New publication: Climate change and professional ethics

October 2023

In their new article, Henk Jasper van Gils-Schmidt and Sabine Salloch further develop the approach to professional ethics presented last year and now relate it to the topic of medical responsibility in the face of climate change. With the help of Christine Korsgaard's theory of practical identities, they show that the goal of ecological sustainability should be the subject of medical action and professional ethics. The article was accepted as a "Feature Article" and will be accompanied by a commentary process.

 

DFG network "Digital Bioethics"

June 2023

The German Research Foundation (DFG) is funding the "Digital Bioethics" scientific network (spokesperson: Prof. Dr. Dr. Sabine Salloch) for three years from October 2023. In recent years, information technology and data science approaches have become increasingly important for dealing with medical and bioethical issues and practical fields of applied ethics. The network comprises 14 international experts from bioethics and related scientific fields. The aim of the collaboration is to coordinate the emergence of new research directions and to develop solutions for the responsible use of information and data science methods in ethics.

 

Frank Ursin receives EACME Collaboration Award for "Digital Bioethics"

February 2023

The European Association of Centres of Medical Ethics (EACME) has awarded start-up funding to three scientists from Germany and Poland. Bioethicists Dr. Frank Ursin from Hannover Medical School, Dr. Cristian Timmermann from the University of Augsburg and Prof. Dr. Tomasz Żuradkzi from the Jagiellonian University in Krakow will use the €1,000 Collaboration Award to plan a joint research project.

The content of the research project will be dedicated to the new field of digital bioethics.

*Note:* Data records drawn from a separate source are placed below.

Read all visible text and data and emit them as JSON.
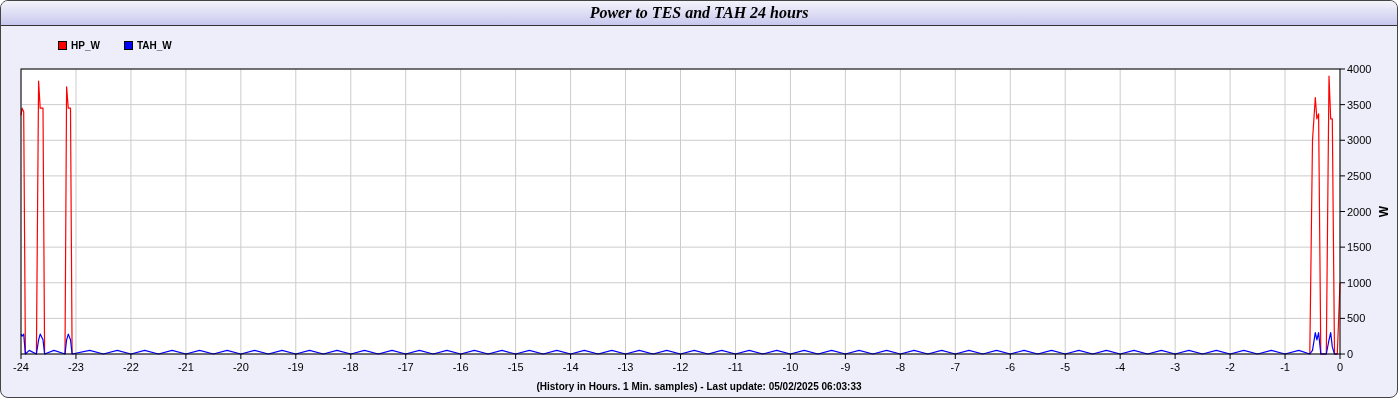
{
  "chart_data": {
    "type": "line",
    "grid": true,
    "title": "Power to TES and TAH 24 hours",
    "xlabel": "(History in Hours. 1 Min. samples) - Last update: 05/02/2025 06:03:33",
    "ylabel": "W",
    "xlim": [
      -24,
      0
    ],
    "ylim": [
      0,
      4000
    ],
    "xticks": [
      -24,
      -23,
      -22,
      -21,
      -20,
      -19,
      -18,
      -17,
      -16,
      -15,
      -14,
      -13,
      -12,
      -11,
      -10,
      -9,
      -8,
      -7,
      -6,
      -5,
      -4,
      -3,
      -2,
      -1,
      0
    ],
    "yticks": [
      0,
      500,
      1000,
      1500,
      2000,
      2500,
      3000,
      3500,
      4000
    ],
    "x": [
      -24,
      -23.98,
      -23.95,
      -23.92,
      -23.85,
      -23.72,
      -23.68,
      -23.65,
      -23.6,
      -23.57,
      -23.4,
      -23.2,
      -23.17,
      -23.14,
      -23.1,
      -23.07,
      -22.75,
      -22.5,
      -22.25,
      -22,
      -21.75,
      -21.5,
      -21.25,
      -21,
      -20.75,
      -20.5,
      -20.25,
      -20,
      -19.75,
      -19.5,
      -19.25,
      -19,
      -18.75,
      -18.5,
      -18.25,
      -18,
      -17.75,
      -17.5,
      -17.25,
      -17,
      -16.75,
      -16.5,
      -16.25,
      -16,
      -15.75,
      -15.5,
      -15.25,
      -15,
      -14.75,
      -14.5,
      -14.25,
      -14,
      -13.75,
      -13.5,
      -13.25,
      -13,
      -12.75,
      -12.5,
      -12.25,
      -12,
      -11.75,
      -11.5,
      -11.25,
      -11,
      -10.75,
      -10.5,
      -10.25,
      -10,
      -9.75,
      -9.5,
      -9.25,
      -9,
      -8.75,
      -8.5,
      -8.25,
      -8,
      -7.75,
      -7.5,
      -7.25,
      -7,
      -6.75,
      -6.5,
      -6.25,
      -6,
      -5.75,
      -5.5,
      -5.25,
      -5,
      -4.75,
      -4.5,
      -4.25,
      -4,
      -3.75,
      -3.5,
      -3.25,
      -3,
      -2.75,
      -2.5,
      -2.25,
      -2,
      -1.75,
      -1.5,
      -1.25,
      -1,
      -0.75,
      -0.55,
      -0.5,
      -0.45,
      -0.42,
      -0.39,
      -0.35,
      -0.25,
      -0.2,
      -0.17,
      -0.14,
      -0.1,
      -0.05,
      0
    ],
    "series": [
      {
        "name": "HP_W",
        "color": "#ff0000",
        "values": [
          3350,
          3450,
          3400,
          0,
          null,
          0,
          3830,
          3450,
          3450,
          0,
          null,
          0,
          3750,
          3450,
          3450,
          0,
          null,
          null,
          null,
          null,
          null,
          null,
          null,
          null,
          null,
          null,
          null,
          null,
          null,
          null,
          null,
          null,
          null,
          null,
          null,
          null,
          null,
          null,
          null,
          null,
          null,
          null,
          null,
          null,
          null,
          null,
          null,
          null,
          null,
          null,
          null,
          null,
          null,
          null,
          null,
          null,
          null,
          null,
          null,
          null,
          null,
          null,
          null,
          null,
          null,
          null,
          null,
          null,
          null,
          null,
          null,
          null,
          null,
          null,
          null,
          null,
          null,
          null,
          null,
          null,
          null,
          null,
          null,
          null,
          null,
          null,
          null,
          null,
          null,
          null,
          null,
          null,
          null,
          null,
          null,
          null,
          null,
          null,
          null,
          null,
          null,
          null,
          null,
          null,
          null,
          0,
          3000,
          3600,
          3300,
          3370,
          0,
          0,
          3900,
          3300,
          3300,
          0,
          0,
          1000
        ]
      },
      {
        "name": "TAH_W",
        "color": "#0000ff",
        "values": [
          280,
          250,
          280,
          0,
          50,
          0,
          200,
          280,
          200,
          0,
          50,
          0,
          200,
          280,
          200,
          0,
          50,
          0,
          50,
          0,
          50,
          0,
          50,
          0,
          50,
          0,
          50,
          0,
          50,
          0,
          50,
          0,
          50,
          0,
          50,
          0,
          50,
          0,
          50,
          0,
          50,
          0,
          50,
          0,
          50,
          0,
          50,
          0,
          50,
          0,
          50,
          0,
          50,
          0,
          50,
          0,
          50,
          0,
          50,
          0,
          50,
          0,
          50,
          0,
          50,
          0,
          50,
          0,
          50,
          0,
          50,
          0,
          50,
          0,
          50,
          0,
          50,
          0,
          50,
          0,
          50,
          0,
          50,
          0,
          50,
          0,
          50,
          0,
          50,
          0,
          50,
          0,
          50,
          0,
          50,
          0,
          50,
          0,
          50,
          0,
          50,
          0,
          50,
          0,
          50,
          0,
          50,
          300,
          200,
          300,
          0,
          0,
          200,
          300,
          100,
          0,
          0,
          null
        ]
      }
    ]
  }
}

Entitled "Data literacy and digital tools for bioethical research", the project aims to make an innovative contribution to the methodological development of bioethics researchers. As more and more empirical and conceptual bioethical research is confronted with large amounts of data, data literacy and digital methodological knowledge are becoming increasingly important. However, digital and data-supported research methods are hardly widespread in bioethics.

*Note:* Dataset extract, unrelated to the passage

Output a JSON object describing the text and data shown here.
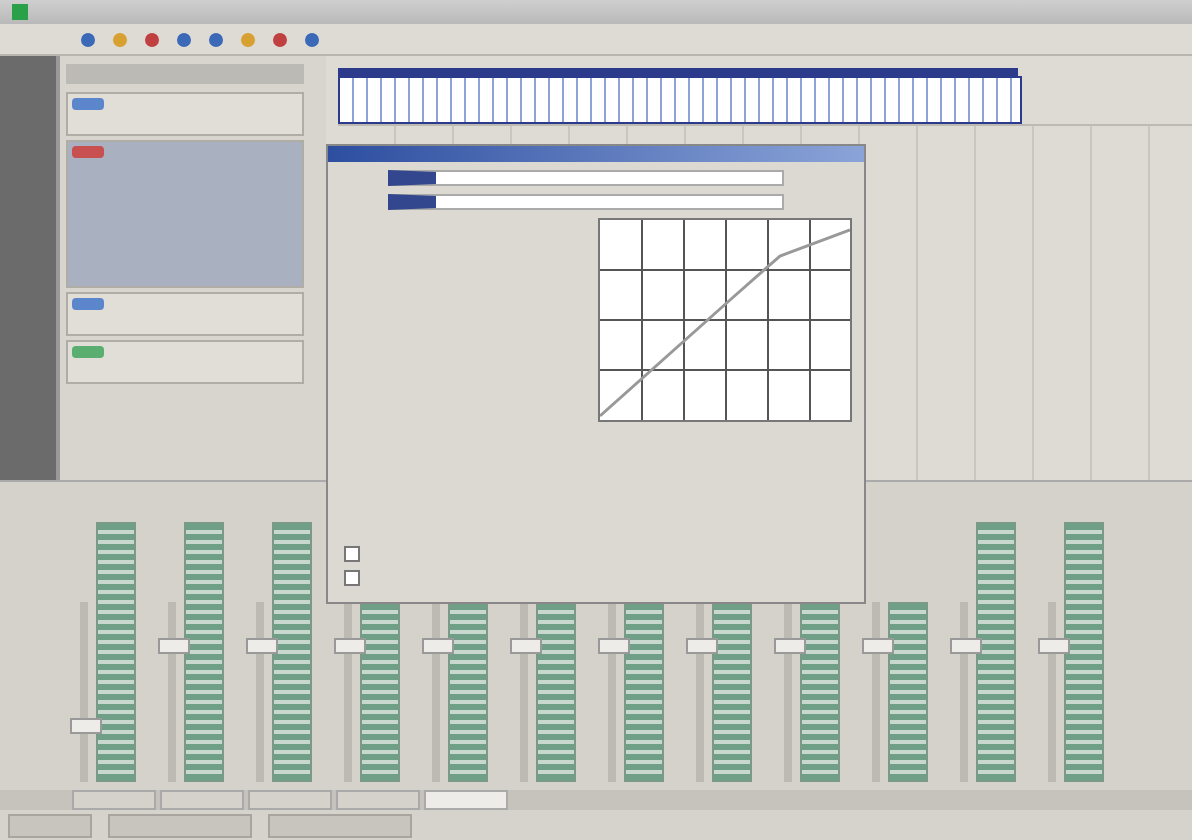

This gap is to be closed by first identifying framework concepts for data literacy and digital tools that are already established in other disciplines such as the digital humanities. Subsequently, an empirical survey will be conducted to determine how these digital tools are currently used by bioethicists internationally. The aim of the project is to lay the foundations for the preparation of structured training for bioethicists in order to increase their data and methodological competence.